May 9, 2011

A Giant Waste of Helium...

When I write a book on my life it's going to be call "Three Half Shovels and a Story." Don't worry about why, I'll explain it in the book. One of the chapters will be called "Middle School: A Huge Embarrassing Failure"

Here's a sneak preview of that chapter...

In 7th grade I had a monumental crush on a blonde-haired beauty named Candace. We had a class together, rode the same "piece of cheese" to school, and we were both long jumpers on the on the track team. She was tall, blonde, and -- well, at 13 that was pretty much all that mattered to me. That and whether or not she lived within bike riding distance.

I hesitated to flirt with Candace for fear of making a fool of myself. I'm pretty sure every guy between 13 and 15 has this fear about women at some point. However, I was determined that come Valentines day it was game on. Somehow, someway, I was gonna tell her, and show her, how I felt.

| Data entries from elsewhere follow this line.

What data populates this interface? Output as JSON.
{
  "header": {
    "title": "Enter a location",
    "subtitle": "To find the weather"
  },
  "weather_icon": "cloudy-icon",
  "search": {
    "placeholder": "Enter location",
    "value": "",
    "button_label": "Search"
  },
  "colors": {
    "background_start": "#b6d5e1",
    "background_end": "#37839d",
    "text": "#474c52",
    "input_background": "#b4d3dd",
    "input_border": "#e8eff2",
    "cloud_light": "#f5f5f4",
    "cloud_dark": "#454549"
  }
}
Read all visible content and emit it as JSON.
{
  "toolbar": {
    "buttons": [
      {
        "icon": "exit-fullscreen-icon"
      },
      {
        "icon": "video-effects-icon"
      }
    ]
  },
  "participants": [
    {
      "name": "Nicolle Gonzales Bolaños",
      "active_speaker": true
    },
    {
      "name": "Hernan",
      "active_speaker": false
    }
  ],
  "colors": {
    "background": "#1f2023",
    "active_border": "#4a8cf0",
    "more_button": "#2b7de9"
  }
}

So I did what any love-struck adolecent would have done... I went to my mother for advice. I tried to downplay it, but I'm sure she saw right through my slurry of falsehoods: "Mom I only like her as a friend," "Mom, seriously, she's just a good friend," and "Mom, I'm on the track team with her and she doesn't have a lot of friends so I'm just trying to be nice." haha.

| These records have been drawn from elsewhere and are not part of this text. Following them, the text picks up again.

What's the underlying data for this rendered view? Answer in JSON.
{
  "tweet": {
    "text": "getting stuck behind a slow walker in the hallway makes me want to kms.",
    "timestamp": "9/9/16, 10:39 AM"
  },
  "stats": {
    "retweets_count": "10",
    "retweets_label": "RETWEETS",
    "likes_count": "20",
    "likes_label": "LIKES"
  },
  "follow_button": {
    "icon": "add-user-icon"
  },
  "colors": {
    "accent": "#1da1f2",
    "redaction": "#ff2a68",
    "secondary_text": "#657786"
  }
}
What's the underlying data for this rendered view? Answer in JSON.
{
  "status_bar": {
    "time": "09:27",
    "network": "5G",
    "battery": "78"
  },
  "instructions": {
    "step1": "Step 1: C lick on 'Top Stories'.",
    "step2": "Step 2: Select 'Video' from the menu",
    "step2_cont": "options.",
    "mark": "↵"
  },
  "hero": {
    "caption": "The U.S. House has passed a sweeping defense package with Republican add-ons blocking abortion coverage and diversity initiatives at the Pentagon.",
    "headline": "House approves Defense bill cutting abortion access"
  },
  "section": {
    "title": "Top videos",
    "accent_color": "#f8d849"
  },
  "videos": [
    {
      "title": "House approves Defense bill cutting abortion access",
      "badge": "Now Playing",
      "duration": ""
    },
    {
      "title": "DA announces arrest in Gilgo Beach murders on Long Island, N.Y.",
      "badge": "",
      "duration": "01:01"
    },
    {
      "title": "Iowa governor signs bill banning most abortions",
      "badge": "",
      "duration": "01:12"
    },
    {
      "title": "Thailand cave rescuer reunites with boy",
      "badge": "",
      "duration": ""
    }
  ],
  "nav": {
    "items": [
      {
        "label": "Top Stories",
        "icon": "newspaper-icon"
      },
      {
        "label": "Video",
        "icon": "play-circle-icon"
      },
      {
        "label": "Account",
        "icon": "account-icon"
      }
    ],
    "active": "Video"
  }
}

My mom took me to Walgreens, the mecca for last minute gifts of love, and we came home with a white and pink coffee mug, some hershey kisses, and a handful of heart-shaped helium balloons. The next day I had my mom drop me and my balloons off at school so I could avoid all contact with Candace until after school. Upon arrival I immediately took my gift to the front office and found out that I was far from the only guy trying to hide his romantic side until the final bell rang.

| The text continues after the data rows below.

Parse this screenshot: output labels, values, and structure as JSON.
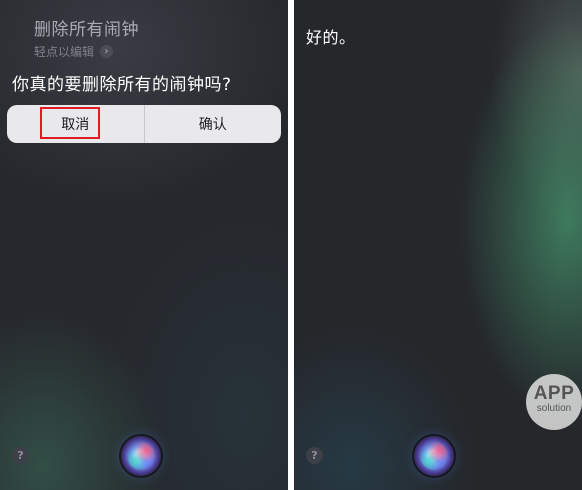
{
  "left_screen": {
    "utterance": "删除所有闹钟",
    "edit_hint": "轻点以编辑",
    "edit_chevron": "›",
    "question": "你真的要删除所有的闹钟吗?",
    "dialog": {
      "cancel_label": "取消",
      "confirm_label": "确认"
    },
    "help_glyph": "?",
    "highlight_color": "#e01b22"
  },
  "right_screen": {
    "response": "好的。",
    "help_glyph": "?",
    "watermark": {
      "top": "APP",
      "bottom": "solution"
    }
  },
  "icons": {
    "siri": "siri-orb-icon",
    "help": "help-icon",
    "chevron": "chevron-right-icon"
  }
}
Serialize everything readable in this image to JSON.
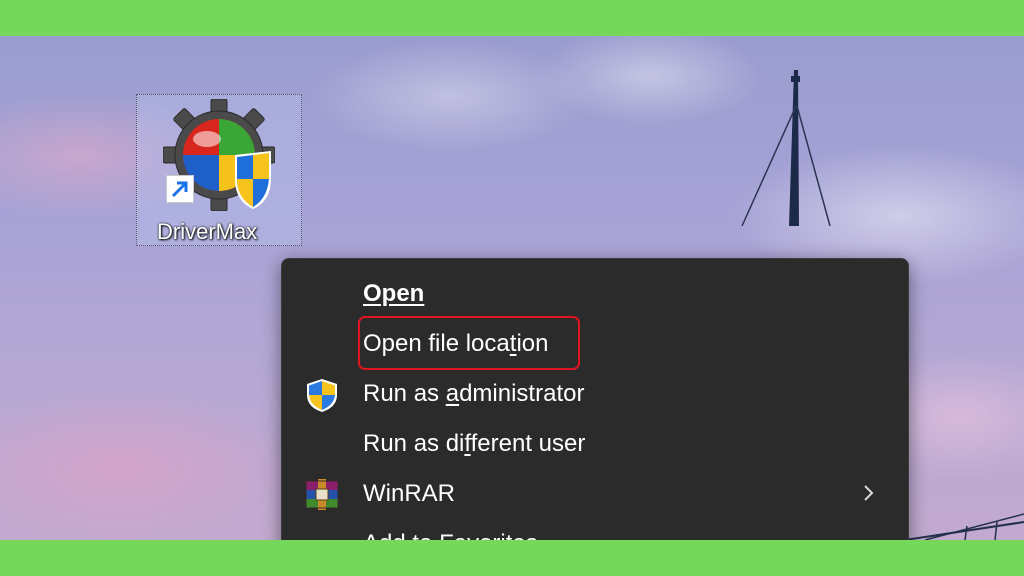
{
  "desktop": {
    "shortcut": {
      "label": "DriverMax",
      "icon": "drivermax-icon",
      "overlay": "shortcut-arrow-icon"
    }
  },
  "context_menu": {
    "items": [
      {
        "id": "open",
        "label": "Open",
        "icon": null,
        "bold": true,
        "access_key": "O"
      },
      {
        "id": "open-file-location",
        "label_parts": [
          "Open file loca",
          "t",
          "ion"
        ],
        "icon": null,
        "highlighted": true
      },
      {
        "id": "run-as-admin",
        "label_parts": [
          "Run as ",
          "a",
          "dministrator"
        ],
        "icon": "uac-shield-icon"
      },
      {
        "id": "run-as-different-user",
        "label_parts": [
          "Run as di",
          "f",
          "ferent user"
        ],
        "icon": null
      },
      {
        "id": "winrar",
        "label": "WinRAR",
        "icon": "winrar-icon",
        "submenu": true
      },
      {
        "id": "add-to-favorites",
        "label_parts": [
          "Add to ",
          "F",
          "avorites"
        ],
        "icon": null
      }
    ]
  },
  "colors": {
    "menu_bg": "#2b2b2b",
    "menu_text": "#ffffff",
    "highlight_border": "#e0141e",
    "frame_green": "#76d85a"
  }
}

When the final bell did ring I nervously made my way to the office, grabbed my cup full of kisses with attached balloons, and even more nervously made my way to the bus. I stood just outside the the doors to the big cheese and took a deep breath. This was it. This was the moment I'd played out in my head at least 30 times during math class that day. I stepped onto the bus and spotted her looking down at something. As I began walking towards her seat comments flew in from all directions: "Scott, who gave you those gay balloons," "Oh man, why are you carrying pink balloons," and a few others that aren't exactly family friendly. Despite their uneducated efforts to make me feel stupid, I remained focused on my goal, and continued my nervous stroll towards Candace.

When I reached the row she was seated on I stood there shaking like a hairless hamster in an icepond. Then it happened... we made eye contact. My mind went blank, and the only words that made their way out of my mouth were, "Candace, this is for you." I held the mug in my outstretched hands for what seemed like minutes. But after only a few seconds she slowly pushed the mug back towards me and said in a rather stearn voice, "Scott, I don't want it!"

Put yourself in my shoes. What would you do in this situation? Would you find the nearest open seat, sit quitely, and deal with what was bound to be an epic session of ridicule?

I wasn't about to float that boat so I turned around as fast as I could and headed straight for the exit, still holding her gift. I could hear people laughing but I paid them little attention. It was roughly 2 and a half miles from the school to my house. I carried that mug, those hershey kisses, and those "gay balloons" all the way home.

Now this story has a great ending, and as a partial continuation of mother's day, It's time for another shout-out to my mom. My amazing mother was sitting at the kitchen table when I arrived home yielding the same gift she'd dropped me off with that morning. She didn't even ask me what happened. She just gave me a big hug, asked if I was ok, and only minutes later as I sat there eating "Candace's" hershey kisses, worrowing in my own self-pity, she took off to the store to by me a gallon of my favorite chocolate milk! What a mom!